Péripéties d’un voyage à Paris

par Mademoiselle Rose

Je suis excitée et tourmentée à la fois ! C’est la première fois que je vais prendre le train et la première fois que je me rends à Paris mais je ne suis pas à une expérience près ! J’ai appris que Monsieur Allart BERNEL sera sur la scène du Théâtre de Belleville le 1er janvier 1860 et que son spectacle vaudra d’être vu.

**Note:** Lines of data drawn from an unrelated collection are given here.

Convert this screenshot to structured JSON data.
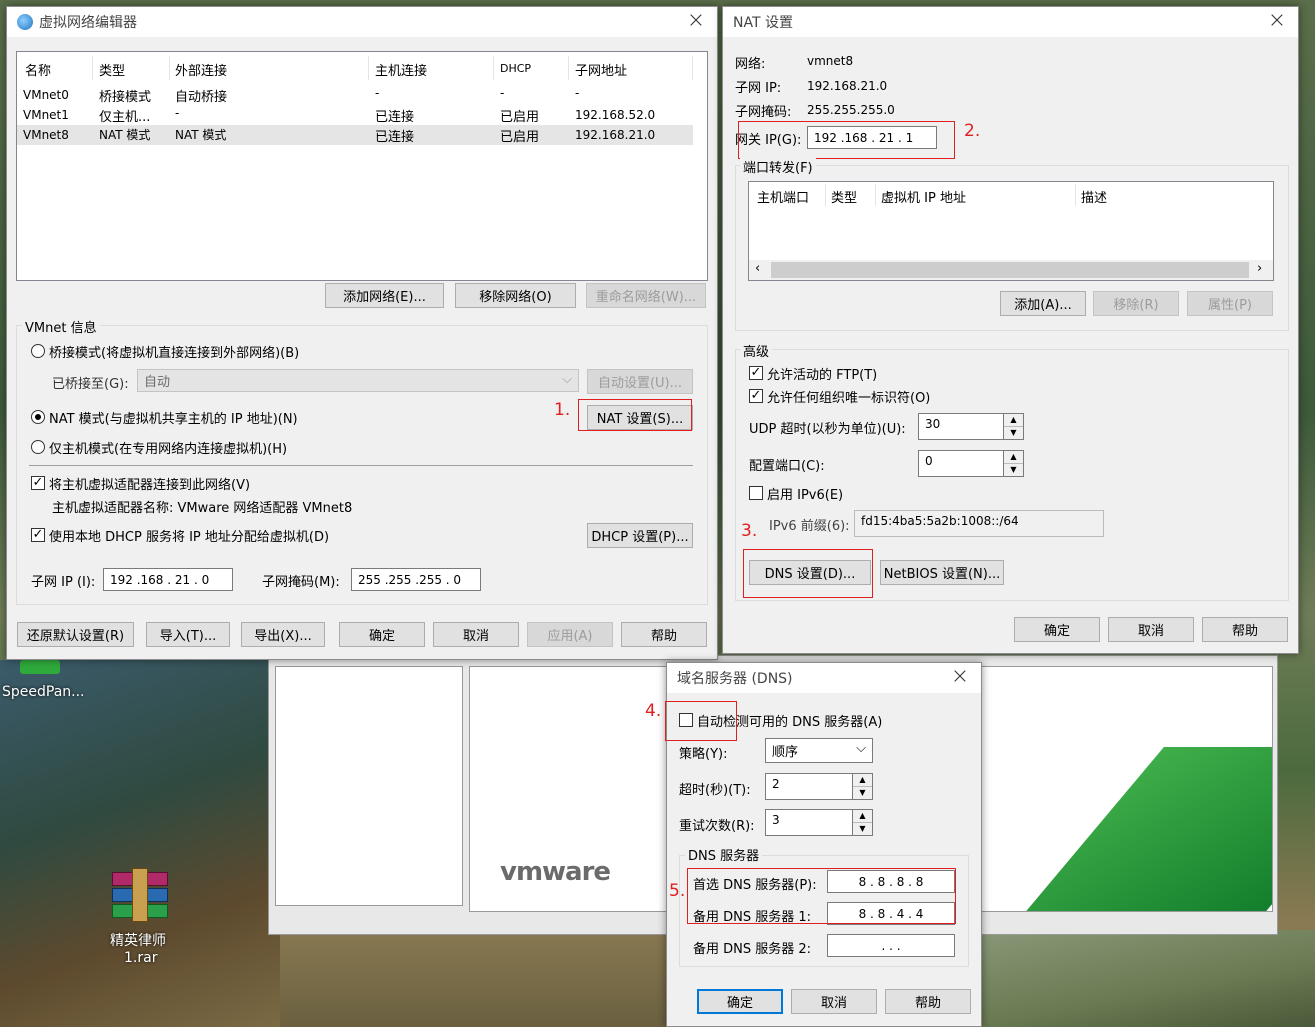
{
  "desktop": {
    "icons": [
      {
        "label": "SpeedPan..."
      },
      {
        "label_line1": "精英律师",
        "label_line2": "1.rar"
      }
    ]
  },
  "bgwin": {
    "logo": "vmware"
  },
  "vne": {
    "title": "虚拟网络编辑器",
    "cols": [
      "名称",
      "类型",
      "外部连接",
      "主机连接",
      "DHCP",
      "子网地址"
    ],
    "rows": [
      [
        "VMnet0",
        "桥接模式",
        "自动桥接",
        "-",
        "-",
        "-"
      ],
      [
        "VMnet1",
        "仅主机...",
        "-",
        "已连接",
        "已启用",
        "192.168.52.0"
      ],
      [
        "VMnet8",
        "NAT 模式",
        "NAT 模式",
        "已连接",
        "已启用",
        "192.168.21.0"
      ]
    ],
    "add_net": "添加网络(E)...",
    "remove_net": "移除网络(O)",
    "rename_net": "重命名网络(W)...",
    "vmnet_info": "VMnet 信息",
    "bridge_mode": "桥接模式(将虚拟机直接连接到外部网络)(B)",
    "bridged_to": "已桥接至(G):",
    "bridged_value": "自动",
    "auto_settings": "自动设置(U)...",
    "nat_mode": "NAT 模式(与虚拟机共享主机的 IP 地址)(N)",
    "nat_settings": "NAT 设置(S)...",
    "host_only": "仅主机模式(在专用网络内连接虚拟机)(H)",
    "connect_adapter": "将主机虚拟适配器连接到此网络(V)",
    "adapter_name": "主机虚拟适配器名称: VMware 网络适配器 VMnet8",
    "use_dhcp": "使用本地 DHCP 服务将 IP 地址分配给虚拟机(D)",
    "dhcp_settings": "DHCP 设置(P)...",
    "subnet_ip_label": "子网 IP (I):",
    "subnet_ip": "192 .168 . 21  .  0",
    "subnet_mask_label": "子网掩码(M):",
    "subnet_mask": "255 .255 .255 .  0",
    "restore": "还原默认设置(R)",
    "import": "导入(T)...",
    "export": "导出(X)...",
    "ok": "确定",
    "cancel": "取消",
    "apply": "应用(A)",
    "help": "帮助",
    "mark1": "1."
  },
  "nat": {
    "title": "NAT 设置",
    "network_label": "网络:",
    "network": "vmnet8",
    "subnet_ip_label": "子网 IP:",
    "subnet_ip": "192.168.21.0",
    "subnet_mask_label": "子网掩码:",
    "subnet_mask": "255.255.255.0",
    "gateway_label": "网关 IP(G):",
    "gateway": "192 .168 . 21  .  1",
    "mark2": "2.",
    "port_fwd": "端口转发(F)",
    "pf_cols": [
      "主机端口",
      "类型",
      "虚拟机 IP 地址",
      "描述"
    ],
    "add": "添加(A)...",
    "remove": "移除(R)",
    "props": "属性(P)",
    "advanced": "高级",
    "allow_ftp": "允许活动的 FTP(T)",
    "allow_uid": "允许任何组织唯一标识符(O)",
    "udp_timeout_label": "UDP 超时(以秒为单位)(U):",
    "udp_timeout": "30",
    "config_port_label": "配置端口(C):",
    "config_port": "0",
    "enable_ipv6": "启用 IPv6(E)",
    "ipv6_prefix_label": "IPv6 前缀(6):",
    "ipv6_prefix": "fd15:4ba5:5a2b:1008::/64",
    "mark3": "3.",
    "dns_settings": "DNS 设置(D)...",
    "netbios_settings": "NetBIOS 设置(N)...",
    "ok": "确定",
    "cancel": "取消",
    "help": "帮助"
  },
  "dns": {
    "title": "域名服务器 (DNS)",
    "mark4": "4.",
    "auto_detect": "自动检测可用的 DNS 服务器(A)",
    "policy_label": "策略(Y):",
    "policy": "顺序",
    "timeout_label": "超时(秒)(T):",
    "timeout": "2",
    "retries_label": "重试次数(R):",
    "retries": "3",
    "servers_group": "DNS 服务器",
    "mark5": "5.",
    "preferred_label": "首选 DNS 服务器(P):",
    "preferred": "8  .  8  .  8  .  8",
    "alt1_label": "备用 DNS 服务器 1:",
    "alt1": "8  .  8  .  4  .  4",
    "alt2_label": "备用 DNS 服务器 2:",
    "alt2": ".     .     .",
    "ok": "确定",
    "cancel": "取消",
    "help": "帮助"
  },
  "colors": {
    "accent_red": "#e02020",
    "selection": "#e5e5e5"
  }
}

Boucler ma valise n’a pas été une mince affaire. J’y avais mis ma plus belle robe pour les sorties, quelques bijoux de pacotilles mais ces dames n’étaient pas de cette avis. Une Anglaise m’apporta une magnifique robe incrustée de dentelle noire, un joli collier de perles prêté par une autre de ses Ladies, un chemisier réhaussé d’un tulle au niveau de l’encolure. Ces dames voulaient que je sois une ambassadrice du savoir faire de Saint Pierre les Calais. Quant à Melle BONNET, elle me prêta manteau, chapeau, gants, et autres fanfreluches. Je rougissais de plaisir et gloussais des remerciements. Mon bagage enfin bouclé, les derniers renseignements pour le voyage pris, je me mets au lit tout en sachant que je ne pourrai pas dormir.

A l’aube, je me lève, mets des bûches dans la cheminée et fais chauffer une grande quantité d’eau. Une fois de plus, j’ai remonté la cuve de la cave pour prendre un bain. Le temps passe, je vais devoir me laver à l’eau tiède si je ne veux pas être en retard. Des coups dans ma porte, je reconnais la délicatesse de ma voisine, c’est une maitresse femme grande et forte comme un homme, je lui ouvre, elle entre avec dans chaque main un énorme seau d’eau fumante, en deux mouvements elle s’est débarrassée de sa charge et repart du même pas chercher le dernier seau. Je veux la remercier avec quelques pièces mais elle ne veut pas, elle me regarde, ses yeux s’illuminent : « apporte moi une babiole de Paris ». Avec grand plaisir chère voisine ! Je referme la porte et me glisse dans ce délice.

Je suis prête, je sors de chez moi et me dirige vers le terminus des diligences. Il gèle à pierre fendre en cette dernière semaine de 1859, plus d’une fois je glisse sur une plaque de verglas. Tout semble figé par le froid, il n’y a pas eu de vent cette nuit, les branches des arbres sont restées emprisonnées par le gel, sous la pâle lueur de la lune la route n’est plus qu’une longue étendue scintillante et bleutée, des stalactites pendues aux chéneaux et aux volets semblent avoir été travaillées par un tailleur de pierre, sur certaines fenêtres le givre a esquissé des formes symétriques fines, presque irréelles. Je presse le pas.

La diligence pour Lille est enfin arrivée, je m’y installe. Un homme arrive à la dernière minute et monte. Il me salue d’un geste de la tête et se plonge dans la lecture de son journal. La route est cahoteuse, les arrêts pour prendre d’autres passagers sont nombreux. La diligence s’anime, les conversations vont bon train, le voyage parait plus court.

Lille enfin ! La cohue, le brouhaha ! Je n’ai pas l’habitude de ville de cette importance ! Dans les rues se côtoient du gueux à l’aristocrate, les boutiques se succèdent, les marchands vantent leur étal pour attirer les clients, des enfants nous tirent la manche pour obtenir une pièce ou deux. Le froid est intense, les joues sont rougies, certains grelottent sous leur guenille, d’autres remontent leur col de vison. Je saute dans le tram qui va me conduire à la gare.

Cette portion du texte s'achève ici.